*Die Lineale Ausdehnungslehre, ein neuer Zweig der Mathematik*(Linear Extension Theory, a new branch of mathematics), published by Grassmann in Leipzig in 1844:-

.. geometry can in no way be viewed, like arithmetic or the theory of combinations, as a branch of mathematics; instead, geometry relates to something already given in nature, namely, space. I also had realised that there must be a branch of mathematics which yields in a purely abstract way laws similar to those of geometry, which is limited to space. By means of the new analysis it is possible to form such a purely abstract branch of mathematics; indeed this new analysis, developed without assuming any principles established outside its own domain and proceeding purely by abstraction, was itself this science.

The initial incentive was provided by the consideration of negatives in geometry; I was used to regarding the displacements *AB* and *BA* as opposite magnitudes. From this it follows that if *A*, *B*, *C* are points of a straight line, then *AB* + *BC* = *AC* is always true, whether *AB* and *BC* are directed similarly or oppositely, that is even if *C* lies between *A* and *B*. In the latter case *AB* and *BC* are not interpreted merely as lengths, but rather their directions are simultaneously retained as well, according to which they are precisely oppositely oriented. Thus the distinction was drawn between the sum of lengths and the sum of such displacements in which the directions were taken into account. From this there followed the demand to establish this latter concept of a sum, not only for the case that the displacements were similarly or oppositely directed, but also for all other cases. This can most easily be accomplished if the law *AB* + *BC* = *AC* is imposed even when *A*, *B*, *C* do not lie on a single straight line.

Thus the first step was taken toward an analysis that subsequently led to the new branch of mathematics presented here. However, I did not then recognize the rich and fruitful domain I had reached; rather, that result seemed scarcely worthy of note until it was combined with a related idea.

While I was pursuing the concept of product in geometry as it had been established by my father, I concluded that not only rectangles but also parallelograms in general may be regarded as products of an adjacent pair of their sides, provided one again interprets the product, not as the product of their lengths, but as that of the two displacements with their directions taken into account. When I combined this concept of the product with that previously established for the sum, the most striking harmony resulted; thus whether I multiplied the sum (in the sense just given) of two displacements by a third displacement lying in the same plane, or the individual terms by the same displacement and added the products with due regard for their positive and negative values, the same result obtained, and must always obtain.

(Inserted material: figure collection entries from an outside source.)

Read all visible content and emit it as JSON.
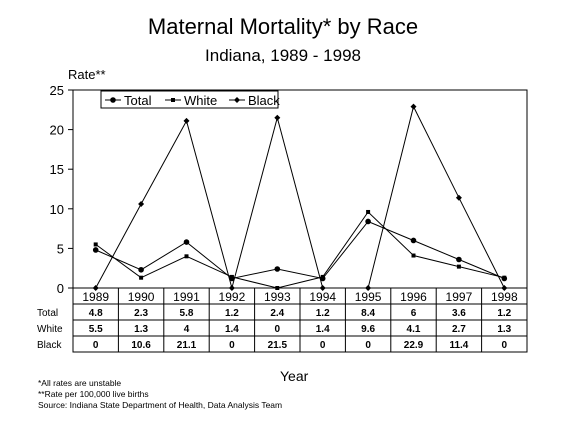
{
  "chart_data": {
    "type": "line",
    "title": "Maternal Mortality* by Race",
    "subtitle": "Indiana, 1989 - 1998",
    "ylabel": "Rate**",
    "xlabel": "Year",
    "ylim": [
      0,
      25
    ],
    "yticks": [
      0,
      5,
      10,
      15,
      20,
      25
    ],
    "categories": [
      "1989",
      "1990",
      "1991",
      "1992",
      "1993",
      "1994",
      "1995",
      "1996",
      "1997",
      "1998"
    ],
    "legend_position": "top-left",
    "series": [
      {
        "name": "Total",
        "marker": "circle",
        "values": [
          4.8,
          2.3,
          5.8,
          1.2,
          2.4,
          1.2,
          8.4,
          6,
          3.6,
          1.2
        ],
        "labels": [
          "4.8",
          "2.3",
          "5.8",
          "1.2",
          "2.4",
          "1.2",
          "8.4",
          "6",
          "3.6",
          "1.2"
        ]
      },
      {
        "name": "White",
        "marker": "square",
        "values": [
          5.5,
          1.3,
          4,
          1.4,
          0,
          1.4,
          9.6,
          4.1,
          2.7,
          1.3
        ],
        "labels": [
          "5.5",
          "1.3",
          "4",
          "1.4",
          "0",
          "1.4",
          "9.6",
          "4.1",
          "2.7",
          "1.3"
        ]
      },
      {
        "name": "Black",
        "marker": "diamond",
        "values": [
          0,
          10.6,
          21.1,
          0,
          21.5,
          0,
          0,
          22.9,
          11.4,
          0
        ],
        "labels": [
          "0",
          "10.6",
          "21.1",
          "0",
          "21.5",
          "0",
          "0",
          "22.9",
          "11.4",
          "0"
        ]
      }
    ],
    "table_row_labels": [
      "Total",
      "White",
      "Black"
    ],
    "notes": [
      "*All rates are unstable",
      "**Rate per 100,000 live births",
      "Source:  Indiana State Department of Health, Data Analysis Team"
    ]
  }
}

This harmony did indeed enable me to perceive that a completely new domain had thus been disclosed, one that could lead to important results. Yet this idea remained dormant for some time since the demands of my job led me to other tasks; also, I was initially perplexed by the remarkable result that, although the laws of ordinary multiplication, including the relation of multiplication to addition, remained valid for this new type of product, one could only interchange factors if one simultaneously changed the sign (i.e. changed + into - and vice versa).